Guerrilla marketing is another great option for one-on-one marketing. For instance, you can use stencils, graffiti, a flash mob, or any one of a number of guerilla marketing tactics for cutting through the noise. Check out this great example of wrapping a bus to advertise the local zoo. Something like this is very hard to forget and makes an impression that overcomes the noise.

cutting through the noise
Image courtesy of W3 Lab

Use reviews and recommendations

No matter what you say about your business and its worth, you have a vested interest in doing so and your prospective customers know it so they often discount your claims. Customers tend to give their unfiltered opinion no matter what, which is truly valuable and important for its impact on prospective buyers. It’s just more believable. A satisfied customer is likely your biggest advocate, and consumers listen to one another. So – incentivize your customers to write reviews online, or allow them to give feedback, or even run loyalty schemes where customers gain free items or credit if they refer another person to your services. You’d be amazed just how well this can work in the long run, and how word-of-mouth marketing can spread without additional costs to your firm. In the long run, this can turn a business and its image from good to great.

Stop talking about your products all the time

You’re just not that interesting to the average consumer so don’t fill your promotions with talk about your brand. Instead, focus on providing value to your target market. By sharing valuable insights and information or providing entertainment, you capture the attention of your market and cut through the noise of other brands who insist on talking about themselves, saying the same things over and over again.

Be unique

Remember that noise comes from the lack of distinction between your brand and its competition. Stand out as something distinctly different from competing brands with a consistent color palette that sets you apart from your competitors (John Deere patented their shade of green to ensure no other brand can look like their products), avoid overused fonts such as Arial and New Times Roman, create compelling images rather than using the same tired stock images, and use these elements consistently everywhere you promote your brand.

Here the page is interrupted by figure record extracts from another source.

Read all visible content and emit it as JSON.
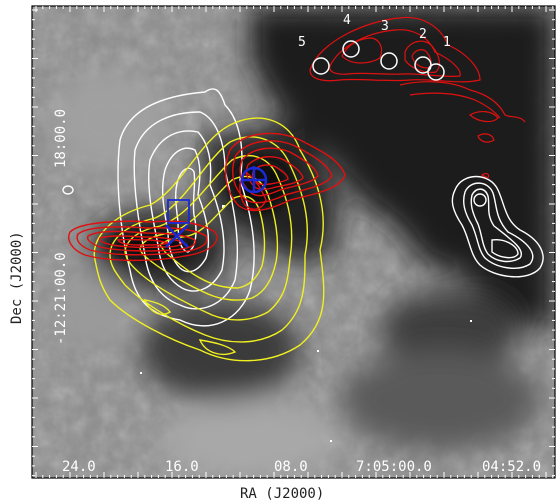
{
  "figure": {
    "xlabel": "RA (J2000)",
    "ylabel": "Dec (J2000)",
    "ra_ticks": [
      "24.0",
      "16.0",
      "08.0",
      "7:05:00.0",
      "04:52.0"
    ],
    "dec_ticks": [
      "18:00.0",
      "-12:21:00.0"
    ],
    "source_labels": [
      "5",
      "4",
      "3",
      "2",
      "1"
    ]
  },
  "colors": {
    "frame": "#000000",
    "contour_red": "#e01010",
    "contour_yellow": "#f0f020",
    "contour_white": "#ffffff",
    "marker_blue": "#1a2ad6"
  },
  "icons": {
    "circle_marker": "circle-icon",
    "cross_marker": "cross-icon",
    "square_marker": "square-icon"
  }
}
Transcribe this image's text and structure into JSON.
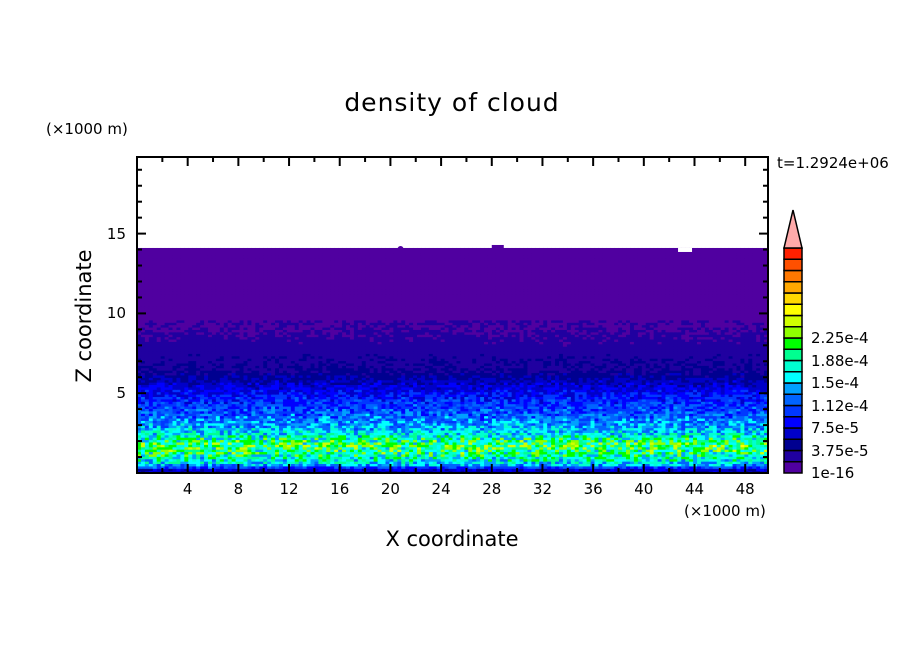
{
  "chart_data": {
    "type": "heatmap",
    "subtype": "filled-contour",
    "title": "density of cloud",
    "xlabel": "X coordinate",
    "ylabel": "Z coordinate",
    "x_unit": "(×1000 m)",
    "y_unit": "(×1000 m)",
    "time_label": "t=1.2924e+06",
    "xlim": [
      0,
      49.8
    ],
    "ylim": [
      0,
      19.8
    ],
    "x_ticks": [
      4,
      8,
      12,
      16,
      20,
      24,
      28,
      32,
      36,
      40,
      44,
      48
    ],
    "y_ticks": [
      5,
      10,
      15
    ],
    "cloud_top_z": 14.1,
    "mean_profile": {
      "z": [
        0.2,
        0.6,
        1.2,
        1.8,
        2.5,
        3.2,
        4.0,
        4.8,
        5.6,
        6.5,
        7.5,
        8.5,
        9.5,
        12,
        14
      ],
      "density": [
        6e-05,
        0.00016,
        0.00019,
        0.00021,
        0.00016,
        0.00013,
        0.00011,
        9e-05,
        6.5e-05,
        3.8e-05,
        3e-05,
        2.2e-05,
        1.5e-05,
        5e-06,
        5e-06
      ]
    },
    "colorbar": {
      "labels": [
        "1e-16",
        "3.75e-5",
        "7.5e-5",
        "1.12e-4",
        "1.5e-4",
        "1.88e-4",
        "2.25e-4"
      ],
      "level_step": 1.875e-05,
      "extend": "max",
      "colors": [
        "#5000a0",
        "#2000a0",
        "#000090",
        "#0000c8",
        "#0000ff",
        "#0038ff",
        "#0064ff",
        "#00a0ff",
        "#00ffff",
        "#00ffd0",
        "#00ff90",
        "#00ff00",
        "#90ff00",
        "#d0ff00",
        "#ffff00",
        "#ffd800",
        "#ffa800",
        "#ff7800",
        "#ff5000",
        "#ff2000"
      ],
      "over_color": "#ffaaaa"
    },
    "grid": false
  }
}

For instance, everything about Starbucks reinforces its branding from the aprons worn by workers to the signs to the cups.

Focus on not only being unique but standing out with attractive images that command attention and short, snappy text that makes reading inviting.

Don’t flood your target with promotions

JC Penneys found that their constant sales every week trained shoppers to only buy products when they were on sale and reduced profitability. Use promotions sparingly to avoid such effects.

The same goes for your other promotional efforts. Stick to established norms for how frequently to post, shown below, rather than inundating your target with too many promotions.

optimal post frequency on social media
Image courtesy of Plug and Play Tech Center

Monitoring and testing

Poor implementation creates noise when your target market doesn’t interpret your message accurately. Testing with actual members of your target market helps identify messaging problems before you flood your market with a promotion. A great example of this messaging issue comes when you use images or words that have a different meaning among members of your target market or they don’t understand them due to cultural differences. For instance, I once worked for an advertising agency in NY. They produced an ad back in 2007 featuring Kanye West. At the time, his fame was limited to younger folks who followed a specific music genre. The ad invited folks to “put a little Kanye” in by purchasing a brand of liquor. The meaning was lost on me, as a middle-aged person because I had no idea, at the time, who he was.


With this advice, you’re sure to find effective marketing methods, away from all the regular noise and bluster.